Lanny Davis' "Compromise"

By The Daily Dish
May 26 2008, 6:00 AM ET

I guess he does make a good lawyer, if you count pushing the envelope to destroy any semblance of fairness as being a good lawyer. But this should make any sane person fall off their chair:

Go back, in effect, to the status quo ante and make some reasonable and fair adjustments. In Michigan, Clinton received 55 percent of the vote. According to Thegreenpapers.com, she thus should receive 73 pledged delegates based on that percentage. What about the 50 remaining uncommitted delegates, and 7 collectively cast for Sen. Chris Dodd and Rep. Dennis J. Kucinich, who were also on the ballot? Some of those 50 delegates might have been for Clinton as a second choice to candidates other than Obama, so it would be totally unfair to award all 50 delegates to Obama...

"Totally unfair". The rationale? I hope you're sitting down:

One little known fact: Clinton complied with party rules by allowing her name to remain on the ballot, as did Dodd and Kucinich. Obama was not forced by party rules to remove his name he chose to do so.

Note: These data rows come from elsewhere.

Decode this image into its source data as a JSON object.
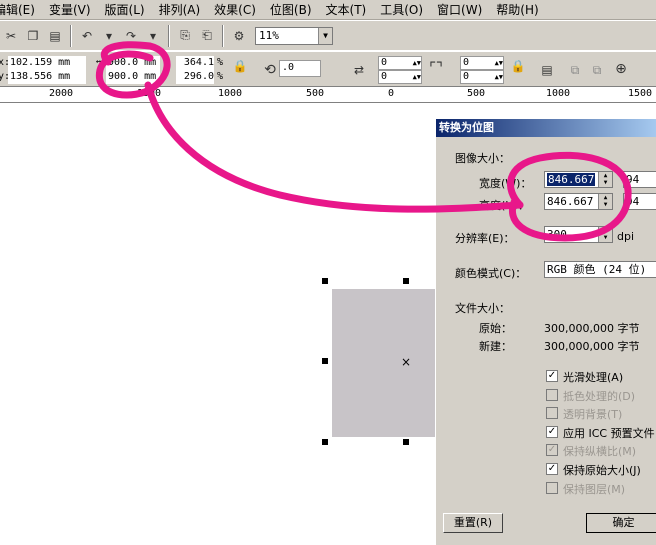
{
  "menu": [
    "编辑(E)",
    "变量(V)",
    "版面(L)",
    "排列(A)",
    "效果(C)",
    "位图(B)",
    "文本(T)",
    "工具(O)",
    "窗口(W)",
    "帮助(H)"
  ],
  "toolbar": {
    "zoom": "11%"
  },
  "props": {
    "x": "102.159 mm",
    "y": "138.556 mm",
    "w": "900.0 mm",
    "h": "900.0 mm",
    "sx": "364.1",
    "sy": "296.0",
    "pct": "%",
    "angle": ".0",
    "n1": "0",
    "n2": "0",
    "n3": "0",
    "n4": "0"
  },
  "ruler": {
    "labels": [
      "2000",
      "1500",
      "1000",
      "500",
      "0",
      "500",
      "1000",
      "1500"
    ]
  },
  "dialog": {
    "title": "转换为位图",
    "image_size": "图像大小：",
    "width_label": "宽度(W)：",
    "width_value": "846.667",
    "width_extra": "94",
    "height_label": "高度(H)：",
    "height_value": "846.667",
    "height_extra": "94",
    "resolution_label": "分辨率(E)：",
    "resolution_value": "300",
    "resolution_unit": "dpi",
    "color_mode_label": "颜色模式(C)：",
    "color_mode_value": "RGB 颜色 (24 位)",
    "file_size_label": "文件大小：",
    "original_label": "原始：",
    "original_value": "300,000,000 字节",
    "new_label": "新建：",
    "new_value": "300,000,000 字节",
    "opts": [
      {
        "label": "光滑处理(A)",
        "checked": true,
        "disabled": false
      },
      {
        "label": "抵色处理的(D)",
        "checked": false,
        "disabled": true
      },
      {
        "label": "透明背景(T)",
        "checked": false,
        "disabled": true
      },
      {
        "label": "应用 ICC 预置文件",
        "checked": true,
        "disabled": false
      },
      {
        "label": "保持纵横比(M)",
        "checked": true,
        "disabled": true
      },
      {
        "label": "保持原始大小(J)",
        "checked": true,
        "disabled": false
      },
      {
        "label": "保持图层(M)",
        "checked": false,
        "disabled": true
      }
    ],
    "reset": "重置(R)",
    "ok": "确定"
  },
  "colors": {
    "annotation": "#e8178a",
    "titlebar": "#0a246a",
    "rect": "#c8c4c8"
  }
}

And so he should be punished. The upshot of Davis' chutzpah is that Clinton should get 102 out of 130 delegates in Michigan.



So Michigan isn't penalized for breaking the rules (can you imagine what that precedent will do for future primary schedules?). Clinton isn't punished. She is rewarded with a number of delegates she would never have won in a normal primary. Obama is punished. And Clinton gets almost 78 percent of the delegates from Michigan in a state where she was running neck and neck with Obama before the illegitimate primary.

Recall that 538's demographic assessment of how Obama would have done in Michigan if it had been counted as a regular state (and not broken the rules) is as follows: 65 to 63 for Obama. There is no conceivable way that Clinton would have won Michigan by a margin of 102 - 28, or 78 to 22 percent, a far bigger margin than Clinton win in any other primary or caucus. And yet that's what the Clintonites are demanding.

This is what they are aiming for: stealing this nomination by the Rules Committe and then corralling the super-delegates to back them. If the supers do not go their way, they have already warned that Florida and Michigan Democrats may not back Obama in the fall.

The thought that these creeps could find their way back into the White House is terrifying.